Will it take years for a thriving green market to develop?
Not at all. Some smart companies are already investing big bucks,
not waiting for government regulators to lower the boom. Wal-Mart is budgeting $500 million a year for emissions-cutting measures. Bank of America, Exelon, Swiss Re, and Toyota have all pledged to lower their contributions to global warming over the next few years.
Uncle Sam is buying in. The country’s biggest energy user, the Defense Department, is inking deals for new photovoltaic arrays.
Ditto, many towns and cities. They’re turning to solar panels for traffic signals and other lighting plus buying office furniture, cleaning supplies, and other products made from renewable materials.

The economy
The housing market will stay in the doldrums well into next year.
The subprime mess has a very long tail.
The number of loans facing interest rate changes has yet to peak in this risky mortgage class. It will stay high through fall of next year, keeping foreclosures ... and supply ... on the rise.
Leading home builders are downbeat, despite March’s surprise gain in housing starts. The figures are distorted by a surge in building in the Midwest after the snow and cold of February. Other regions showed significant slowdowns.
Inventory levels are worrisome.

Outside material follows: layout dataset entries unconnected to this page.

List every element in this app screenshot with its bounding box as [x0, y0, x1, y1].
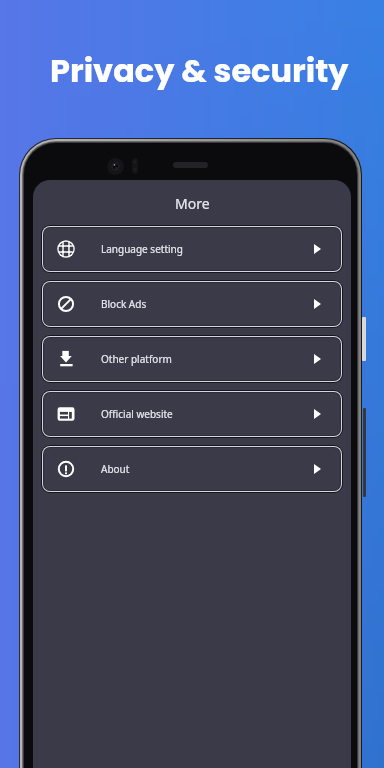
staticText: About — [101, 462, 130, 476]
button[interactable]: About — [41, 445, 343, 493]
button[interactable]: Official website — [41, 390, 343, 438]
staticText: Language setting — [101, 242, 183, 256]
button[interactable]: Language setting — [41, 225, 343, 273]
staticText: Other platform — [101, 352, 172, 366]
staticText: Block Ads — [101, 297, 147, 311]
staticText: Official website — [101, 407, 173, 421]
staticText: Privacy & security — [50, 48, 349, 93]
button[interactable]: Other platform — [41, 335, 343, 383]
button[interactable]: Block Ads — [41, 280, 343, 328]
staticText: More — [175, 194, 210, 213]
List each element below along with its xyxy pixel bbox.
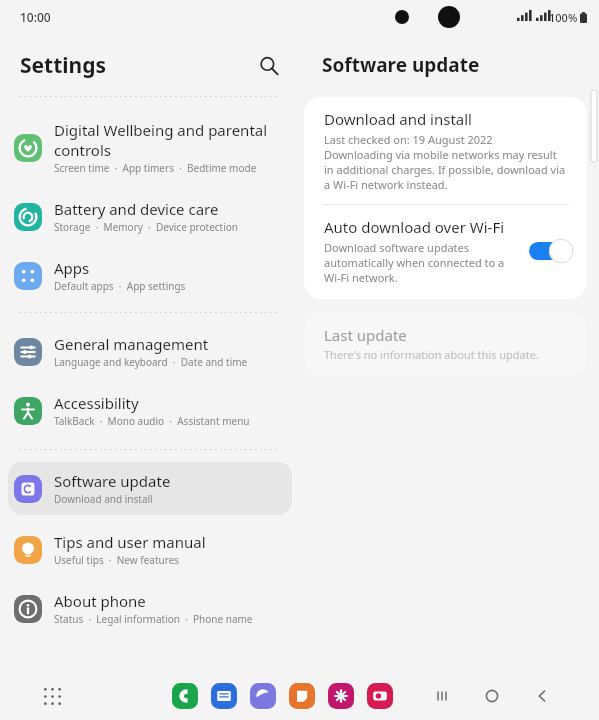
button[interactable]: Phone [172, 683, 198, 709]
button[interactable]: Auto download over Wi-Fi [304, 205, 587, 299]
button[interactable]: About phone [8, 582, 292, 635]
button[interactable]: Auto download over Wi-Fi toggle [529, 238, 575, 264]
staticText: Digital Wellbeing and parental controls [54, 120, 268, 160]
staticText: Software update [54, 471, 171, 491]
button[interactable]: Home [479, 683, 505, 709]
button[interactable]: Tips and user manual [8, 523, 292, 576]
button[interactable]: Battery and device care [8, 190, 292, 243]
staticText: Language and keyboard · Date and time [54, 355, 248, 369]
staticText: Status · Legal information · Phone name [54, 612, 253, 626]
staticText: Battery and device care [54, 199, 219, 219]
button[interactable]: Download and install [304, 97, 587, 204]
button[interactable]: Notes [289, 683, 315, 709]
staticText: TalkBack · Mono audio · Assistant menu [54, 414, 250, 428]
button[interactable]: Recents [429, 683, 455, 709]
staticText: Useful tips · New features [54, 553, 180, 567]
button[interactable]: Messages [211, 683, 237, 709]
button[interactable]: Search [252, 49, 284, 81]
staticText: General management [54, 334, 209, 354]
button[interactable]: Camera [367, 683, 393, 709]
staticText: Download and install [54, 492, 153, 506]
staticText: Software update [322, 52, 480, 78]
staticText: Downloading via mobile networks may resu… [324, 147, 569, 192]
button[interactable]: General management [8, 325, 292, 378]
staticText: Default apps · App settings [54, 279, 186, 293]
button[interactable]: Gallery [328, 683, 354, 709]
staticText: Apps [54, 258, 90, 278]
staticText: There's no information about this update… [324, 347, 539, 362]
button[interactable]: Software update [8, 462, 292, 515]
button[interactable]: Back [529, 683, 555, 709]
button[interactable]: Apps [8, 249, 292, 302]
button[interactable]: Internet [250, 683, 276, 709]
staticText: Download software updates automatically … [324, 240, 521, 285]
button[interactable]: Apps [38, 682, 66, 710]
staticText: Last update [324, 325, 407, 345]
staticText: Screen time · App timers · Bedtime mode [54, 161, 257, 175]
staticText: 100% [549, 10, 578, 25]
staticText: Storage · Memory · Device protection [54, 220, 239, 234]
staticText: Tips and user manual [54, 532, 206, 552]
staticText: Download and install [324, 109, 472, 129]
staticText: 10:00 [20, 9, 51, 25]
staticText: Accessibility [54, 393, 139, 413]
staticText: Settings [20, 51, 107, 80]
staticText: Auto download over Wi-Fi [324, 217, 505, 237]
staticText: Last checked on: 19 August 2022 [324, 132, 493, 147]
button[interactable]: Accessibility [8, 384, 292, 437]
button[interactable]: Digital Wellbeing and parental controls [8, 111, 292, 184]
staticText: About phone [54, 591, 146, 611]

They’re at 8.1 months of supply for new homes, marking the highest level since January 1991, when the housing market was in a nasty decline.

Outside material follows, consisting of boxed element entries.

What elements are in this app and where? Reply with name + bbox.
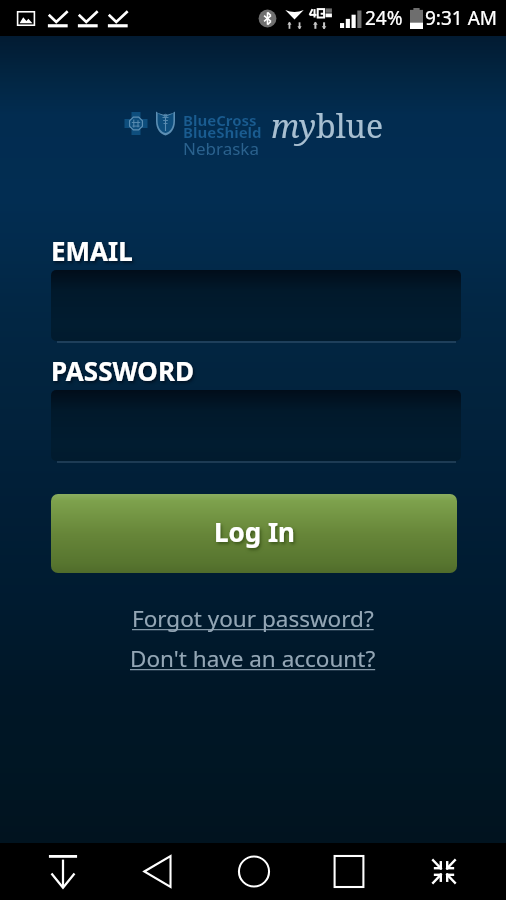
staticText: BlueShield — [183, 122, 262, 142]
button[interactable]: Recent apps — [301, 843, 396, 900]
staticText: 9:31 AM — [425, 5, 498, 31]
staticText: blue — [316, 104, 384, 148]
button[interactable]: Don't have an account? — [126, 642, 380, 675]
button[interactable] — [51, 390, 461, 461]
button[interactable]: Hide keyboard — [15, 843, 110, 900]
button[interactable]: Forgot your password? — [128, 602, 378, 635]
button[interactable]: Log In — [51, 494, 457, 573]
button[interactable]: Back — [111, 843, 206, 900]
staticText: Nebraska — [183, 137, 259, 160]
staticText: my — [271, 104, 316, 148]
button[interactable]: Home — [206, 843, 301, 900]
staticText: EMAIL — [51, 233, 133, 268]
staticText: Log In — [214, 514, 295, 549]
button[interactable] — [51, 270, 461, 341]
staticText: 24% — [365, 5, 403, 31]
staticText: Forgot your password? — [132, 603, 374, 634]
staticText: PASSWORD — [51, 353, 195, 388]
staticText: Don't have an account? — [130, 643, 376, 674]
staticText: BlueCross — [183, 110, 257, 130]
button[interactable]: Shrink screen — [396, 843, 491, 900]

Housing’s prolonged slump will pressure the economy next year, forcing other sectors to carry more of the load to support growth.

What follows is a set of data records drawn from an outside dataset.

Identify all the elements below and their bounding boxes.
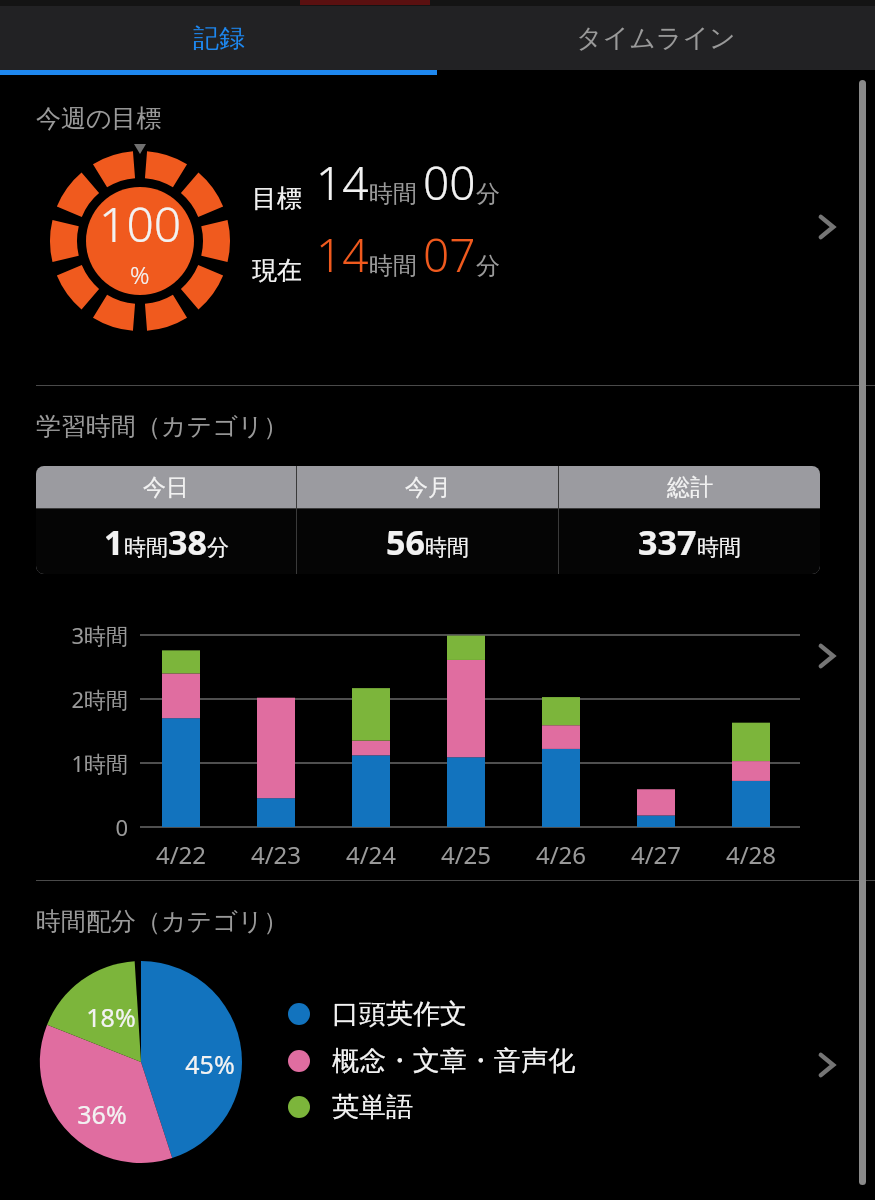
staticText: 口頭英作文: [332, 997, 467, 1031]
staticText: 0: [20, 812, 128, 842]
staticText: 総計: [667, 473, 713, 502]
staticText: %: [130, 258, 150, 291]
staticText: 分: [476, 251, 500, 281]
staticText: 時間: [124, 534, 168, 562]
staticText: 38: [168, 519, 207, 565]
staticText: 時間: [369, 251, 417, 281]
staticText: 337: [638, 519, 697, 565]
button[interactable]: 学習時間（カテゴリ）: [0, 386, 875, 880]
staticText: 18%: [71, 1000, 151, 1034]
staticText: 100: [99, 191, 182, 256]
staticText: 今月: [405, 473, 451, 502]
staticText: 1時間: [20, 748, 128, 778]
staticText: 今週の目標: [36, 103, 162, 134]
staticText: 4/26: [516, 838, 606, 871]
staticText: 時間: [369, 179, 417, 209]
staticText: 56: [386, 519, 425, 565]
staticText: 00: [423, 151, 476, 214]
button[interactable]: 記録: [0, 6, 437, 70]
staticText: 記録: [193, 22, 245, 55]
staticText: 時間配分（カテゴリ）: [36, 906, 289, 937]
button[interactable]: タイムライン: [437, 6, 875, 70]
staticText: 英単語: [332, 1090, 413, 1124]
staticText: 4/23: [231, 838, 321, 871]
staticText: タイムライン: [576, 22, 736, 55]
staticText: 14: [316, 223, 369, 286]
staticText: 概念・文章・音声化: [332, 1044, 575, 1078]
staticText: 2時間: [20, 684, 128, 714]
staticText: 今日: [143, 473, 189, 502]
staticText: 4/24: [326, 838, 416, 871]
staticText: 分: [476, 179, 500, 209]
staticText: 4/22: [136, 838, 226, 871]
staticText: 4/25: [421, 838, 511, 871]
staticText: 時間: [425, 534, 469, 562]
button[interactable]: 時間配分（カテゴリ）: [0, 881, 875, 1200]
button[interactable]: 今週の目標の詳細: [805, 205, 849, 249]
staticText: 時間: [697, 534, 741, 562]
button[interactable]: 時間配分の詳細: [805, 1043, 849, 1087]
staticText: 4/27: [611, 838, 701, 871]
staticText: 45%: [170, 1047, 250, 1081]
staticText: 分: [207, 534, 229, 562]
staticText: 3時間: [20, 620, 128, 650]
staticText: 現在: [252, 255, 302, 286]
staticText: 4/28: [706, 838, 796, 871]
staticText: 14: [316, 151, 369, 214]
button[interactable]: 今週の目標: [0, 75, 875, 385]
staticText: 36%: [62, 1097, 142, 1131]
button[interactable]: 学習時間の詳細: [805, 634, 849, 678]
staticText: 学習時間（カテゴリ）: [36, 411, 289, 442]
staticText: 1: [104, 519, 124, 565]
staticText: 目標: [252, 183, 302, 214]
staticText: 07: [423, 223, 476, 286]
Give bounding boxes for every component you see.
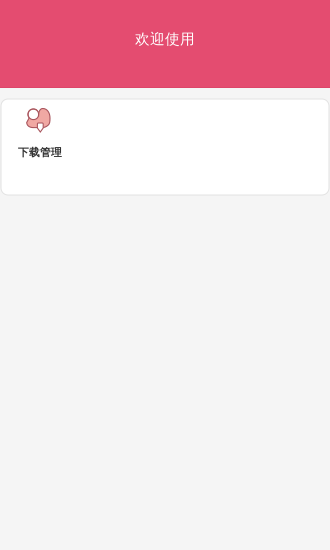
staticText: 欢迎使用 <box>135 30 195 48</box>
button[interactable]: 下载管理 <box>1 99 329 195</box>
staticText: 下载管理 <box>18 146 62 159</box>
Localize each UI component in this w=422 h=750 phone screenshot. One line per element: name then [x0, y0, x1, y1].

With Congress rejecting calls to bail out subprime borrowers ...
Some states are acting on their own to limit foreclosures.
Ohio is selling $100 million in taxable bonds and will use the proceeds to refinance shaky adjustable mortgages into fixed-rate loans at 6.75%. The state’s cost: $3,300 per loan, well below the $80,000 that foreclosure and resale typically cost the homeowner, lender, and local government.
Other states are also looking to help beleaguered homeowners, including California, Colorado, Maryland, Massachusetts, Minnesota, Rhode Island, Virginia, Washington, and Wisconsin.

Congress will put the rating agencies in the hot seat soon, probing conflicts of interest and asking why Standard & Poor’s, Moody’s, and Fitch were slow to cut their ratings on subprime-backed securities.